Ora la Corte penale internazionale ha deciso di riprovarci. E di portare sul banco degli imputati l’Afghanistan dei taleban attraverso il giudizio degli architetti del sistema di apartheid di genere costruito dal ritorno al potere il 15 agosto 2021. Il procuratore capo, Karim Khan, ha spiccato i mandati d’arresto per l’emiro, Haibatullah Akhundzada, il leader supremo del gruppo, e per il ministro della Giustizia, Abdul hakim Haqqani. Entrambi – scrive Khan – «sono penalmente responsabili della persecuzione di ragazze e donne afghane, nonché di persone percepite non conformi alle loro aspettative ideologiche di identità di genere».

In tre anni e mezzo, i taleban hanno emanato quasi 130 editti e decisioni per ridurre al minimo le prerogative femminili. L’ultima norma, lo scorso dicembre, ha chiuso i corsi per infermiere e ostetriche. Uno dei pochi spazi rimasti per le giovani, di fatto bandite dalla scena pubblica e, in buona parte, dalla vita civile e lavorativa. Tra le proibizioni più gravi quella di proseguire gli studi al termine delle elementari. La misura, emanata sette mesi dopo la proclamazione dell’Emirato, ha suscitato un’ondata di indignazione in patria e all’estero, tradendo le promesse di moderazione fatte dai “nuovi taleban”.

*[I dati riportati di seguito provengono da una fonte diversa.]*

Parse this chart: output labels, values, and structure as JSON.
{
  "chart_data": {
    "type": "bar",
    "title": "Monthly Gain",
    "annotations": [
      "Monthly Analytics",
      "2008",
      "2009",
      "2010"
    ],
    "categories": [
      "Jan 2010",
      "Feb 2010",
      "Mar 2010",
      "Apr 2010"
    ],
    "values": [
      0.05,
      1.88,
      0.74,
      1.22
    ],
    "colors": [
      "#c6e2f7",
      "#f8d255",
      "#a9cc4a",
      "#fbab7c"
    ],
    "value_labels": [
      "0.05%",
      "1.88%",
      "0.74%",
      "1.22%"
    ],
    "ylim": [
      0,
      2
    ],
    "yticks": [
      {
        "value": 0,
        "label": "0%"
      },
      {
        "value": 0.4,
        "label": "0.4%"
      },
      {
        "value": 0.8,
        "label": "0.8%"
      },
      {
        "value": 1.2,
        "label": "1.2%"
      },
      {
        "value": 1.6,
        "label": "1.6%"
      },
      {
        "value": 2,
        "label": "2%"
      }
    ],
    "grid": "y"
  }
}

Il veto all’educazione femminile, in realtà, ha creato forti tensioni all’interno dei vertici degli ex studenti coranici. Il potente clan Haqqani – legato al Pakistan – è contrario da sempre. Più per pragmatismo che per attenzione nei confronti delle donne: la loro esclusione dalle scuole rappresenta un ostacolo insormontabile per la riammissione del Paese al flusso di aiuti internazionali di cui ha disperatamente necessità. Finora, però, il gruppo di Kandahar – guidato dall’emiro – è riuscito a prevalere. Gli scossoni, comunque, non mancano.

La settimana scorsa, il vice-ministro degli Esteri, Sher Abbas Stanikzai, ha parlato, in un discorso pubblico a Khost, di «divieto ingiustificato». E ha chiesto esplicitamente a Haibatullah Akhundzada di eliminarlo. Gli ordini di cattura della Cpi puntano a incrementare la tensione: la Corte non ha forze proprie e deve contare su quelle dei 125 Stati parte per procedere agli arresti. Come l’esperienza insegna, da Putin a Netanyahu, non tanti sono disposti a farlo.